My suggestion would be to just give yourself permission to play around. Look something up on wikipedia---when it gets boring or hard, stop. Install python on your personal machine. Now install another version. Now you hate pip, and you too are a Real Engineer.
Trick is avoiding the temptation to work hard. "Courageous play" is the phrase to keep in mind.
It's a shame I decided to carefully digest each piece of content about these technologies: I read HN posts, watched Youtube videos, signed up for Coursera Moocs. I eventually made late and bad decisions on tech decisions and this broke our codebase.
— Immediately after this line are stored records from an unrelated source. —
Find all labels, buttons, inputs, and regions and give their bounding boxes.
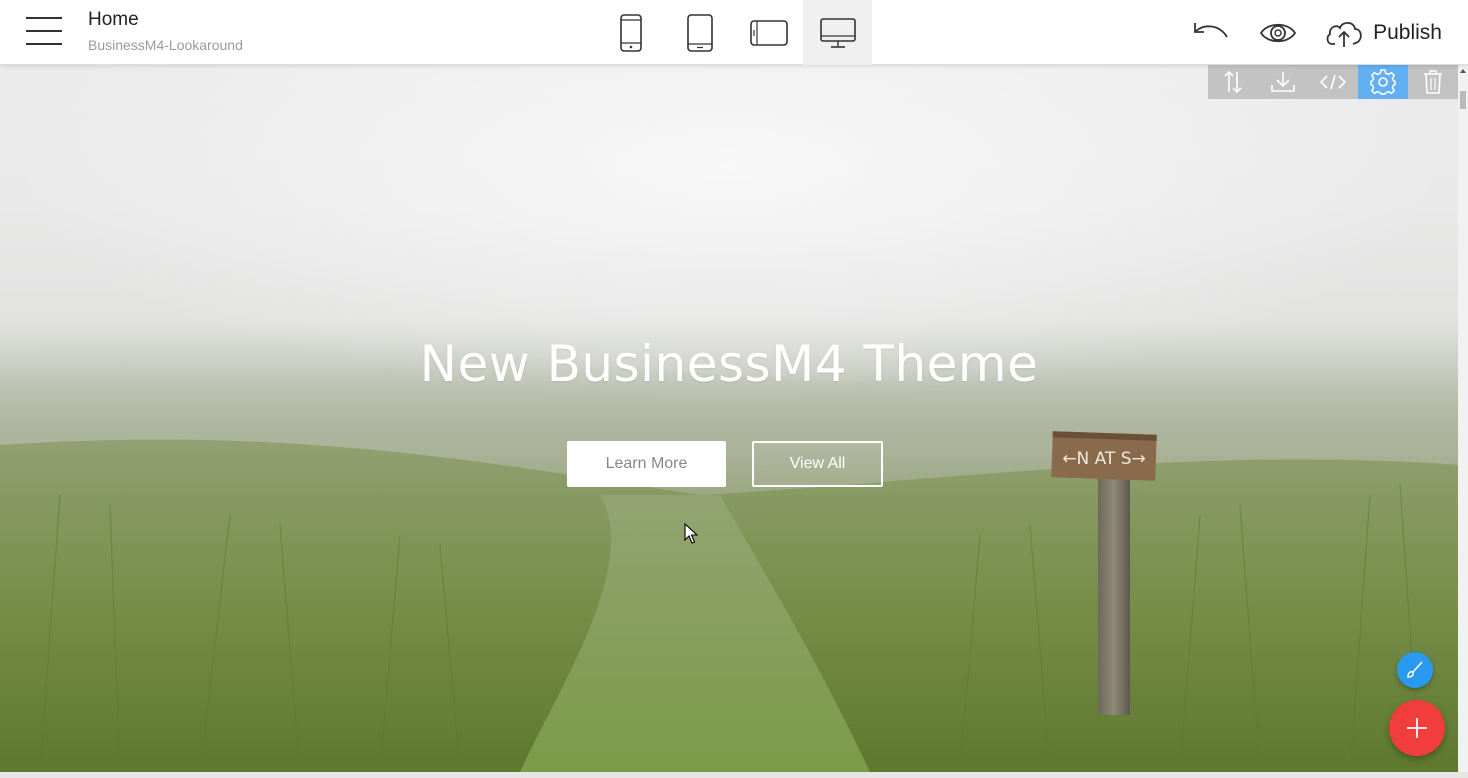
phone-icon: [619, 13, 642, 52]
download-block-button[interactable]: [1258, 65, 1308, 99]
hero-title[interactable]: New BusinessM4 Theme: [0, 335, 1458, 393]
brush-icon: [1407, 661, 1423, 678]
page-title[interactable]: Home: [88, 9, 139, 31]
undo-button[interactable]: [1179, 0, 1243, 65]
block-toolbar: [1208, 65, 1458, 99]
tablet-view-button[interactable]: [665, 0, 734, 65]
scroll-up-arrow-icon[interactable]: [1459, 67, 1467, 75]
scrollbar-thumb[interactable]: [1460, 91, 1466, 109]
undo-icon: [1194, 22, 1228, 38]
header-actions: Publish: [1179, 0, 1468, 65]
tablet-icon: [686, 13, 713, 52]
next-block-edge: [0, 772, 1468, 778]
publish-button[interactable]: Publish: [1313, 0, 1468, 65]
trash-icon: [1424, 70, 1442, 94]
view-all-button[interactable]: View All: [752, 441, 883, 487]
reorder-button[interactable]: [1208, 65, 1258, 99]
project-name: BusinessM4-Lookaround: [88, 37, 243, 53]
sign-text: ←N AT S→: [1062, 449, 1146, 469]
desktop-icon: [819, 17, 856, 48]
plus-icon: [1407, 718, 1427, 738]
code-editor-button[interactable]: [1308, 65, 1358, 99]
edit-styles-fab[interactable]: [1397, 652, 1433, 688]
learn-more-button[interactable]: Learn More: [567, 441, 726, 487]
tablet-landscape-view-button[interactable]: [734, 0, 803, 65]
desktop-view-button[interactable]: [803, 0, 872, 65]
device-switcher: [596, 0, 872, 65]
preview-button[interactable]: [1243, 0, 1313, 65]
hamburger-menu-icon[interactable]: [26, 16, 62, 46]
delete-block-button[interactable]: [1408, 65, 1458, 99]
top-bar: Home BusinessM4-Lookaround Publish: [0, 0, 1468, 65]
page-scrollbar[interactable]: [1458, 65, 1468, 772]
phone-view-button[interactable]: [596, 0, 665, 65]
reorder-icon: [1224, 70, 1242, 94]
publish-label: Publish: [1373, 20, 1442, 44]
add-block-fab[interactable]: [1389, 700, 1445, 756]
mouse-cursor-icon: [684, 523, 698, 544]
settings-gear-icon: [1370, 69, 1396, 95]
preview-eye-icon: [1260, 23, 1297, 42]
block-settings-button[interactable]: [1358, 65, 1408, 99]
cloud-upload-icon: [1326, 21, 1362, 47]
tablet-landscape-icon: [749, 19, 788, 46]
download-icon: [1271, 72, 1295, 92]
code-icon: [1320, 74, 1346, 90]
hero-section[interactable]: ←N AT S→ New BusinessM4 Theme Learn More…: [0, 65, 1458, 772]
meadow-background-image: ←N AT S→: [0, 342, 1458, 772]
One day I searched on Google something and discovered its Knowledge graph feature which links content together. This inspired me to draw mindmaps and cheatsheets on paper of the technological landscape to get a global grasp of it[0]. Each time I read an article or talk with a dev, I can now make the link with the micro and macro ecosystem.[1]
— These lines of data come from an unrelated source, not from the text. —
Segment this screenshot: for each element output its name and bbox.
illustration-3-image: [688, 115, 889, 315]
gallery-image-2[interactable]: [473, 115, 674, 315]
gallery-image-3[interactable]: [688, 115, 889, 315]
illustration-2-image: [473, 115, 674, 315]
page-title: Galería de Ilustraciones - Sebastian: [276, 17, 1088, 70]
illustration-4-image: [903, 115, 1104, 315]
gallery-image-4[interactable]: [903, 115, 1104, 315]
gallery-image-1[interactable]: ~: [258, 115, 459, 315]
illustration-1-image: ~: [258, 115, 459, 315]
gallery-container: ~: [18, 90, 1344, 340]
I refer to these mindmaps daily to learn new things (even beyond tech). To push limits, I make a browser extension to smartly organize all my bookmarks.
[0] You can use this site as a boilerplate for your mindmaps and link your Google Searches and what you read to it: https://roadmap.sh/, they have a Youtube channel: https://www.youtube.com/c/theroadmap/videos. You might find Fireship useful too (it popularize many tech topics): https://www.youtube.com/c/AngularFirebase/videos
[1] New tools called "second brains" can be used as supports (Notion, RoamResearch). However I prefer using paper or making my own tool.
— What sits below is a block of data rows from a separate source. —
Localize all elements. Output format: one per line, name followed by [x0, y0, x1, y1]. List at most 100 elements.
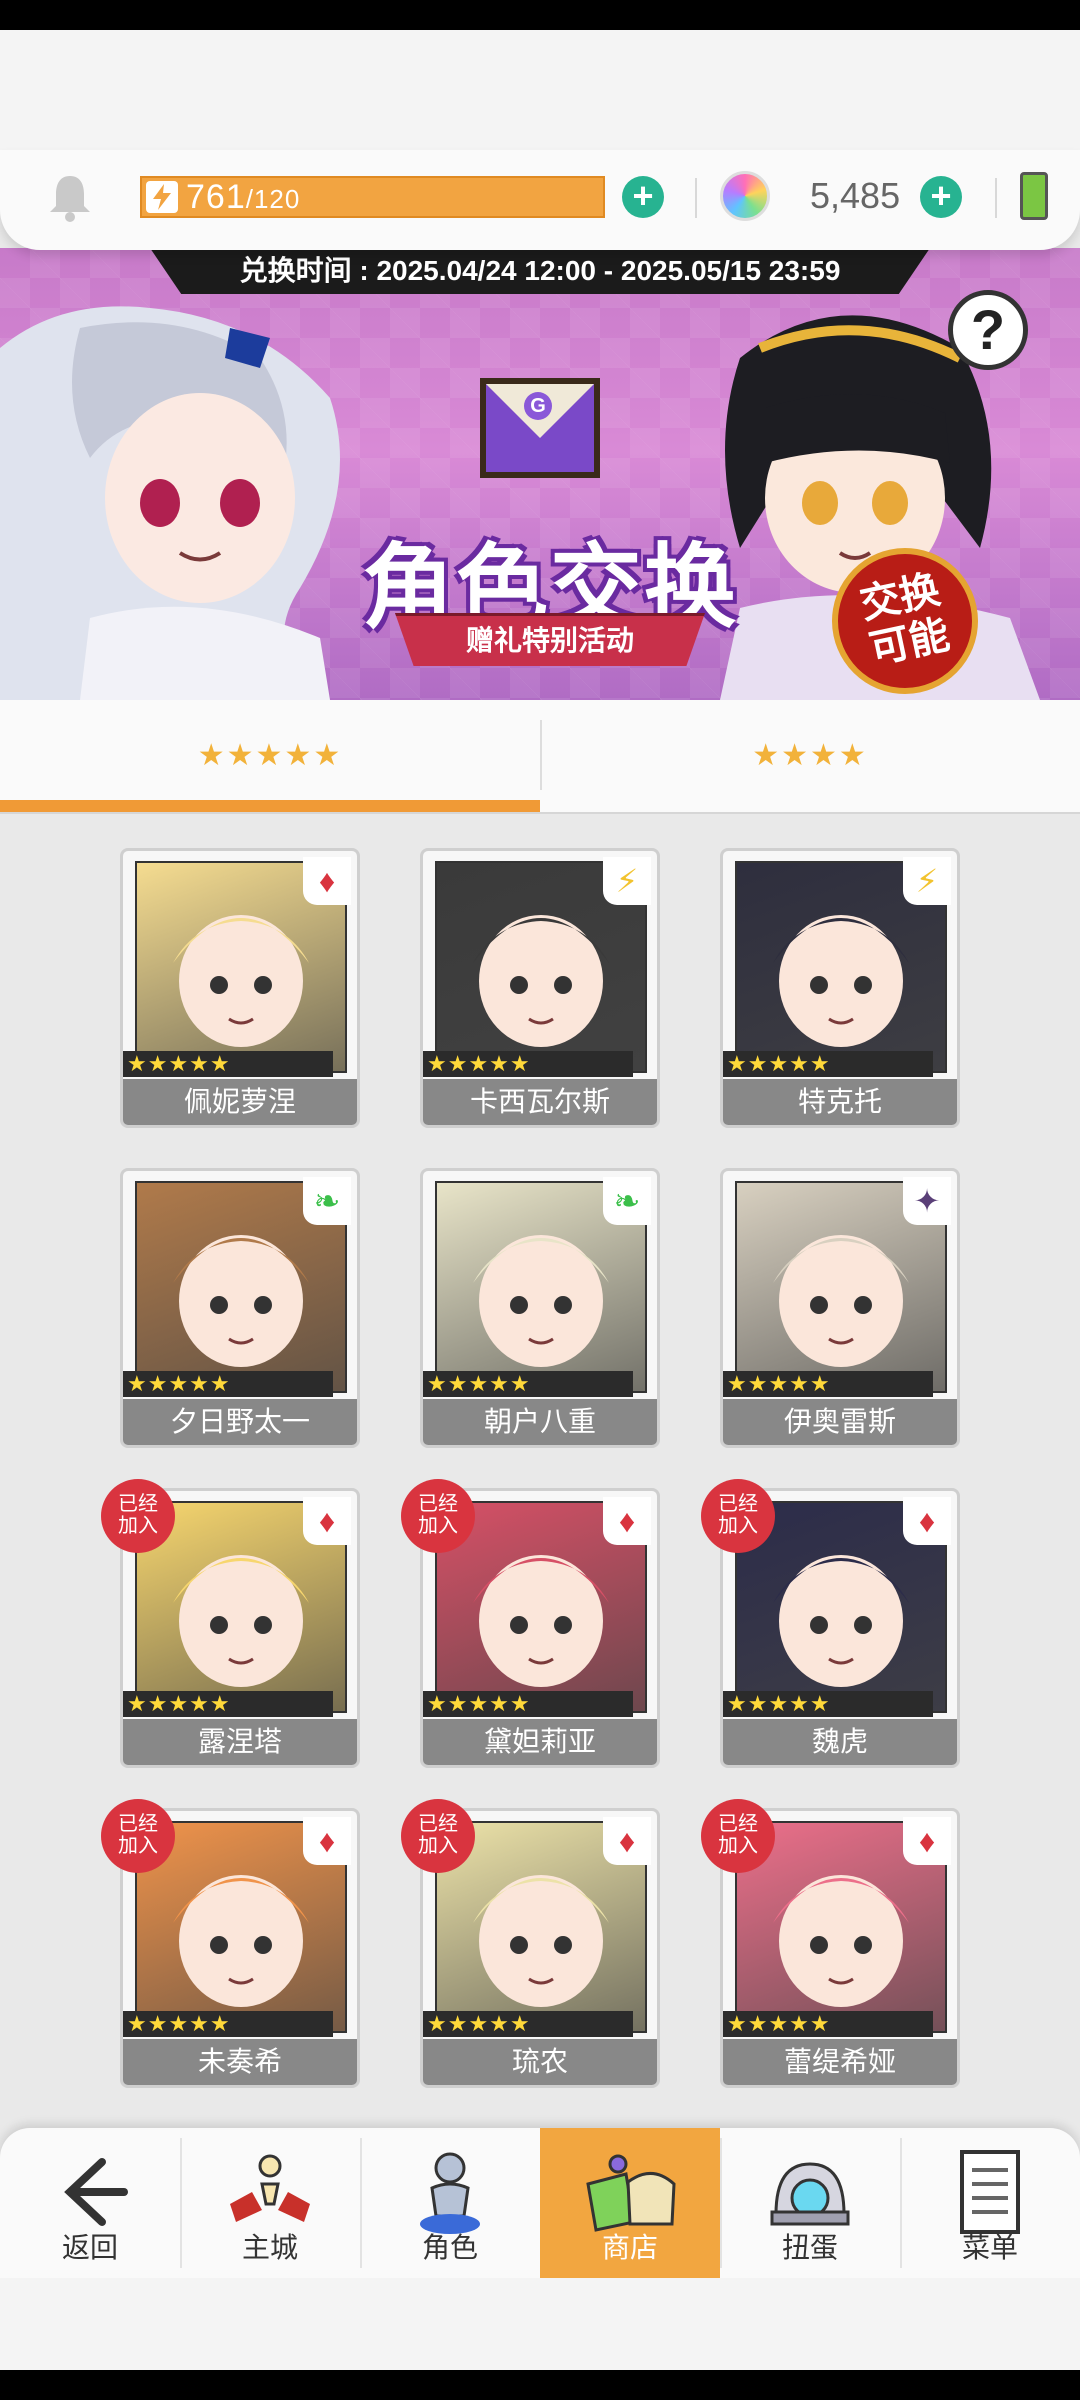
nav-shop-label: 商店: [601, 2232, 658, 2263]
nav-main-city-button[interactable]: 主城: [180, 2128, 360, 2278]
gem-icon: [720, 171, 770, 221]
battery-icon: [1020, 172, 1048, 220]
character-card[interactable]: ♦ ★★★★★ 佩妮萝涅: [120, 848, 360, 1128]
tabs-border: [0, 812, 1080, 814]
character-card[interactable]: ✦ ★★★★★ 伊奥雷斯: [720, 1168, 960, 1448]
attribute-symbol: ❧: [613, 1183, 641, 1219]
attribute-icon: ❧: [303, 1177, 351, 1225]
envelope-icon: G: [480, 378, 600, 478]
resource-header: 761/120 + 5,485 +: [0, 150, 1080, 250]
attribute-symbol: ⚡: [615, 863, 639, 899]
character-name: 佩妮萝涅: [123, 1079, 357, 1125]
character-name: 蕾缇希娅: [723, 2039, 957, 2085]
character-name: 琉农: [423, 2039, 657, 2085]
character-name: 魏虎: [723, 1719, 957, 1765]
nav-menu-label: 菜单: [961, 2232, 1018, 2263]
character-name: 夕日野太一: [123, 1399, 357, 1445]
nav-back-button[interactable]: 返回: [0, 2128, 180, 2278]
rarity-stars: ★★★★★: [727, 2011, 831, 2036]
character-card[interactable]: ❧ ★★★★★ 朝户八重: [420, 1168, 660, 1448]
tab-divider: [540, 720, 542, 790]
character-name: 朝户八重: [423, 1399, 657, 1445]
character-card[interactable]: ♦ ★★★★★ 黛妲莉亚 已经 加入: [401, 1479, 660, 1768]
status-area: [0, 30, 1080, 150]
already-added-badge: 已经 加入: [701, 1479, 775, 1553]
rarity-stars: ★★★★★: [127, 2011, 231, 2036]
character-card[interactable]: ♦ ★★★★★ 露涅塔 已经 加入: [101, 1479, 360, 1768]
character-name: 伊奥雷斯: [723, 1399, 957, 1445]
attribute-symbol: ♦: [618, 1823, 636, 1859]
rarity-stars: ★★★★★: [727, 1051, 831, 1076]
exchange-period: 兑换时间 : 2025.04/24 12:00 - 2025.05/15 23:…: [150, 248, 930, 294]
rarity-stars: ★★★★★: [127, 1371, 231, 1396]
divider: [695, 178, 697, 218]
attribute-icon: ♦: [903, 1497, 951, 1545]
nav-shop-button[interactable]: 商店: [540, 2128, 720, 2278]
attribute-symbol: ♦: [918, 1503, 936, 1539]
nav-menu-button[interactable]: 菜单: [900, 2128, 1080, 2278]
attribute-icon: ✦: [903, 1177, 951, 1225]
rarity-stars: ★★★★★: [127, 1051, 231, 1076]
rarity-stars: ★★★★★: [127, 1691, 231, 1716]
already-added-badge: 已经 加入: [701, 1799, 775, 1873]
attribute-icon: ♦: [303, 857, 351, 905]
attribute-icon: ❧: [603, 1177, 651, 1225]
rarity-stars: ★★★★★: [427, 1371, 531, 1396]
rarity-stars: ★★★★★: [727, 1691, 831, 1716]
attribute-symbol: ✦: [913, 1183, 941, 1219]
character-name: 特克托: [723, 1079, 957, 1125]
character-card[interactable]: ⚡ ★★★★★ 特克托: [720, 848, 960, 1128]
system-top-bar: [0, 0, 1080, 30]
rarity-stars: ★★★★★: [427, 1691, 531, 1716]
attribute-symbol: ⚡: [915, 863, 939, 899]
attribute-icon: ♦: [303, 1497, 351, 1545]
add-gem-button[interactable]: +: [920, 176, 962, 218]
attribute-symbol: ❧: [313, 1183, 341, 1219]
character-card[interactable]: ❧ ★★★★★ 夕日野太一: [120, 1168, 360, 1448]
rarity-stars: ★★★★★: [427, 1051, 531, 1076]
character-name: 露涅塔: [123, 1719, 357, 1765]
attribute-symbol: ♦: [318, 1823, 336, 1859]
nav-gacha-label: 扭蛋: [781, 2232, 838, 2263]
system-bottom-bar: [0, 2370, 1080, 2400]
energy-bolt-icon: [146, 181, 178, 213]
attribute-symbol: ♦: [618, 1503, 636, 1539]
attribute-icon: ⚡: [603, 857, 651, 905]
already-added-badge: 已经 加入: [101, 1479, 175, 1553]
nav-main-city-label: 主城: [241, 2232, 298, 2263]
attribute-icon: ♦: [603, 1497, 651, 1545]
character-name: 黛妲莉亚: [423, 1719, 657, 1765]
gem-value: 5,485: [810, 175, 901, 216]
nav-gacha-button[interactable]: 扭蛋: [720, 2128, 900, 2278]
already-added-badge: 已经 加入: [401, 1799, 475, 1873]
tab-four-star[interactable]: ★★★★: [540, 700, 1080, 812]
attribute-icon: ♦: [903, 1817, 951, 1865]
already-added-badge: 已经 加入: [401, 1479, 475, 1553]
help-button[interactable]: ?: [948, 290, 1028, 370]
attribute-icon: ♦: [303, 1817, 351, 1865]
envelope-letter: G: [524, 392, 552, 420]
character-card[interactable]: ♦ ★★★★★ 蕾缇希娅 已经 加入: [701, 1799, 960, 2088]
bottom-navigation: 返回 主城 角色 商店 扭蛋 菜单: [0, 2128, 1080, 2278]
character-card[interactable]: ⚡ ★★★★★ 卡西瓦尔斯: [420, 848, 660, 1128]
rarity-stars: ★★★★★: [427, 2011, 531, 2036]
energy-current: 761: [186, 178, 246, 216]
notification-bell-icon[interactable]: [48, 172, 92, 222]
add-energy-button[interactable]: +: [622, 176, 664, 218]
nav-back-label: 返回: [61, 2232, 118, 2263]
banner-subtitle: 赠礼特别活动: [395, 613, 705, 666]
already-added-badge: 已经 加入: [101, 1799, 175, 1873]
rarity-stars: ★★★★★: [727, 1371, 831, 1396]
tab-five-star[interactable]: ★★★★★: [0, 700, 540, 812]
nav-characters-button[interactable]: 角色: [360, 2128, 540, 2278]
attribute-symbol: ♦: [318, 863, 336, 899]
attribute-symbol: ♦: [918, 1823, 936, 1859]
nav-characters-label: 角色: [421, 2232, 478, 2263]
energy-max: /120: [245, 184, 301, 214]
character-card[interactable]: ♦ ★★★★★ 魏虎 已经 加入: [701, 1479, 960, 1768]
character-card[interactable]: ♦ ★★★★★ 琉农 已经 加入: [401, 1799, 660, 2088]
character-card[interactable]: ♦ ★★★★★ 未奏希 已经 加入: [101, 1799, 360, 2088]
attribute-icon: ⚡: [903, 857, 951, 905]
attribute-icon: ♦: [603, 1817, 651, 1865]
character-name: 未奏希: [123, 2039, 357, 2085]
I hope this helps! (content overloading is such a problem in education)
In my mind (as a technical founder), the things a CEO needs to know are at the conceptual / theoretical level rather than the implementation level. I've seen businesses fail because the CEO silos the technical side of house from the "business" side and then doesn't have enough technical knowledge to parse suggestions that aren't aligned with business goals. That problem is better solved by eliminating the silos and aligning incentives rather than gaining technical knowledge, in my opinion.
Understand some basic concepts. Technical subjects can span many domains:
* Accessibility
* Transmission
* Security
* Usability
* Performance
* Data Storage/Analysis
* Legal
* Enterprise Architecture
Understand that various technical domains have competing concerns and goals. Learn about the basics of the domains that are important to you and your business. For example it’s my professional experience as a software developer and former security analyst that most software developers bring a net negative in terms security knowledge/applicability because they have no formal knowledge of the basics. They commonly have unverified assumptions and build upon that faulty premise.
Secondly, communicating anything technical well is a matter of good writing on top of domain knowledge. That doesn’t mean the author should slow down and allow the reader to pause for breadth if they have no formal knowledge of the domain. That said, get some basic domain knowledge and then just jump in. Reading technical publications gets easier as the domain knowledge becomes more familiar, as you become emerged in the subject.
Third, build personal relationships with knowledgeable people. The goal here is to build trust and confidence in advisors. This is better if the trusted sources are people that don’t work for you so that they are more open to tell you things that you don’t want to hear, things that may conflict with your business interests. Trusted confidants aren’t there to reenforce what you can learn independently, but rather to help you make more informed decisions by challenging your assumptions and guiding your future.
Yes, absolutely you can learn. A lot. But I doubt you can cross the schism. I know it's an unpopular opinion.
I am on the tech side of the "schism". Anecdata is from observing how my and others' kids approached tech stuff.
That usually gets a fairly jargon free answer. I've see those requests and replied to them, as have others.